Greek Fixed Income Monitor - October 2022

BRIEF RALLY FOR GOVERNMENT BONDS IN A HIGHLY VOLATILE ENVIRONMENT

October was characterized by significant volatility in the domestic bond market. The downward trend of Greek government bonds in previous months reversed sharply towards the end of the month without, however, maintaining this momentum in the first 10 days of November. Specifically, in October, the Greek Government Bond Index recorded gains of 1.17%, reaching 557 points, with the weighted yield to maturity reaching 4.04%. Conversely, in the first week of November, the index did not continue the strong rise recorded at the end of October and remained stable at around 556 points. In an environment of rising interest rates and high uncertainty in the government bond markets, the Public Debt Management Agency proceeded with the reissuance of the 5-year bond with floating coupon payments (Euribor + 1.23%) to raise €750 million with participation restricted to primary dealers only (i.e. financial institutions).

The brief strengthening in the domestic government bond market was evident for all maturities, resulting in a downward shift in the interest rate curve by around 20-30 basis points (bps) for maturities of 5-10 years, while for longer maturities the decline did not exceed 15 bps. In addition, the credit risk, as reflected in the interest rate spread of Greek and German 10-year bonds, recorded a significant narrowing by 28 bps compared to the previous month, reaching 248 bps at the end of October. However, according to our quantitative assessment model of the 10-year spread, downside risks remain significant, while the fall in the PMI and ESI sentiment indicators in October drove the ‘fair’ value for the spread higher to 260 bps.

Despite the stable performance of Greek government bonds, uncertainty as the economy goes through an election period, the risk of fiscal imbalances and the difficult economic environment worldwide continue to preoccupy markets. In this context, closing the rating cycle for the year, S&P affirmed the credit rating at BB+ with a stable outlook on October 21, following closely the actions of the other rating agencies.

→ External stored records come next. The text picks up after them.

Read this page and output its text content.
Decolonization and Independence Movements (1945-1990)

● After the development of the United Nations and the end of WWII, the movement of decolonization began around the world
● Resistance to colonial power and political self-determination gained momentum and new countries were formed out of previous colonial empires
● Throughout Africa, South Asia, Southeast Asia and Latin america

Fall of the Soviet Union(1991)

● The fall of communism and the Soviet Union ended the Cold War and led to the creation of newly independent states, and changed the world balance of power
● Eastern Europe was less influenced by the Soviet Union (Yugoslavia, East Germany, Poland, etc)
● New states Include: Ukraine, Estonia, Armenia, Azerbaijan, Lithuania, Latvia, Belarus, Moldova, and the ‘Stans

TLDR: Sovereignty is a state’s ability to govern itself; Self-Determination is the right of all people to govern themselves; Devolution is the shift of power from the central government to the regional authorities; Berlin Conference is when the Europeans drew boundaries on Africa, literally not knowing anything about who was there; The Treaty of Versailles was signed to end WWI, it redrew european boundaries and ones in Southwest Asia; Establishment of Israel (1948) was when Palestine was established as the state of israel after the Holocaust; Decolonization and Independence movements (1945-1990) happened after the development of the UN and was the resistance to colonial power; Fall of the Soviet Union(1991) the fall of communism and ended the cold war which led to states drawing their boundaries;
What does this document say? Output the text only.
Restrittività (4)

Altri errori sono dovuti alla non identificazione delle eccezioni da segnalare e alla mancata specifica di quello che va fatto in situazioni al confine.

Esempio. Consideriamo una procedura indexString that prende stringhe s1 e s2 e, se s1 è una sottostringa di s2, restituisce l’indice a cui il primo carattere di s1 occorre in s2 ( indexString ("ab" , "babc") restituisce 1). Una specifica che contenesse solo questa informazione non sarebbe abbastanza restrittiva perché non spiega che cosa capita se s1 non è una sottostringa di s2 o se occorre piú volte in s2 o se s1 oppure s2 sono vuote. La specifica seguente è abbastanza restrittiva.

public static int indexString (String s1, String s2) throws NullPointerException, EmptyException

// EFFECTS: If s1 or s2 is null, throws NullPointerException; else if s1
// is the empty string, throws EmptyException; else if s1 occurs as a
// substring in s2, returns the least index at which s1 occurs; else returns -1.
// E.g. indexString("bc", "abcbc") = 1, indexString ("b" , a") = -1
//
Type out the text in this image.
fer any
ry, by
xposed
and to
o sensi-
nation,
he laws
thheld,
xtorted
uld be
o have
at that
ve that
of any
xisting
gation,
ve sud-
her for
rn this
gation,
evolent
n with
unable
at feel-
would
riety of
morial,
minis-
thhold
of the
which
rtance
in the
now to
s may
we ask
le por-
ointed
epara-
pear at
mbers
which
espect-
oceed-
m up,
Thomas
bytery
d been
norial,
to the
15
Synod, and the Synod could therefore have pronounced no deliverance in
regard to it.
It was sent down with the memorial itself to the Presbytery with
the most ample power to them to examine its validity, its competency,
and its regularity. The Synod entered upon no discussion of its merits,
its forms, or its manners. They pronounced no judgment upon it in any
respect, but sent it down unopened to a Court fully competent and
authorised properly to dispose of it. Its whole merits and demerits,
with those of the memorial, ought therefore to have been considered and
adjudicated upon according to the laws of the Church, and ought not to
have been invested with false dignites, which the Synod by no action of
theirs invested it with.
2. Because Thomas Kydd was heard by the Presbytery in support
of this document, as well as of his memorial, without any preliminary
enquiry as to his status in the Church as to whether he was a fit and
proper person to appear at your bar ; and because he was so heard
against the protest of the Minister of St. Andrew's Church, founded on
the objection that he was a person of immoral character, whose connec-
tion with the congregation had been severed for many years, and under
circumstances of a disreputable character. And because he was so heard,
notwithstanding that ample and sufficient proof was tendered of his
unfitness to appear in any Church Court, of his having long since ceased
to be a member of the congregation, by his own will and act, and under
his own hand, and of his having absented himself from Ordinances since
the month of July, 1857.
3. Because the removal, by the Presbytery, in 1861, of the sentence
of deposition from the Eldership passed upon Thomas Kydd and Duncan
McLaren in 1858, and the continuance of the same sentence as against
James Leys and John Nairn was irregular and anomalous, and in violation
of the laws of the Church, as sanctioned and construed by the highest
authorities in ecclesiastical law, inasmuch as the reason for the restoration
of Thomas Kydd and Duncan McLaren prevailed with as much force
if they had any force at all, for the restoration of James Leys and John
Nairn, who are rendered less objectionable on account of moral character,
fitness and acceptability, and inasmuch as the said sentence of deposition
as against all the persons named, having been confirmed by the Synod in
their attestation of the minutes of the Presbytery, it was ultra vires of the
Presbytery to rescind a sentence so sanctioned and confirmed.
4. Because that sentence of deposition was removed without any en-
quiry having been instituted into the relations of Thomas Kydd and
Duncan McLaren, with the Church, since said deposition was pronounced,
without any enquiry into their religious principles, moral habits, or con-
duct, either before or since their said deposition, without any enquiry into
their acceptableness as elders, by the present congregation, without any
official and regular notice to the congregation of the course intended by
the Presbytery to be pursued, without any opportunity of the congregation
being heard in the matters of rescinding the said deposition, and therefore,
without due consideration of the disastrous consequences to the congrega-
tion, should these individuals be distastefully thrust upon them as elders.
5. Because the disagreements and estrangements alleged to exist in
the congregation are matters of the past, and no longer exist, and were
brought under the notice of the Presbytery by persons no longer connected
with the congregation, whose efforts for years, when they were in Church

The corporate bond market continued its downward path in October, with the absence of new issues reflecting the uncertain environment that prevails as borrowing costs increase. Specifically, the Corporate Bond Index registered a marginal monthly drop of 0.2%, closing the month at 134.9 points. Accordingly, the weighted average yield of the index at the end of the month closed at 5.15%, 23 bps higher compared to the corresponding period of the previous month. Regarding the returns on the individual member bonds of the index, the picture was mixed, with Frigoglass’s bond maturing in 2025 registering a strong fall of 21%, while the best performance was recorded by Lamda Development’s bonds maturing in 2027 and AEGEAN’s maturing in 2026 with monthly returns of 3.17% and 3.12%, respectively.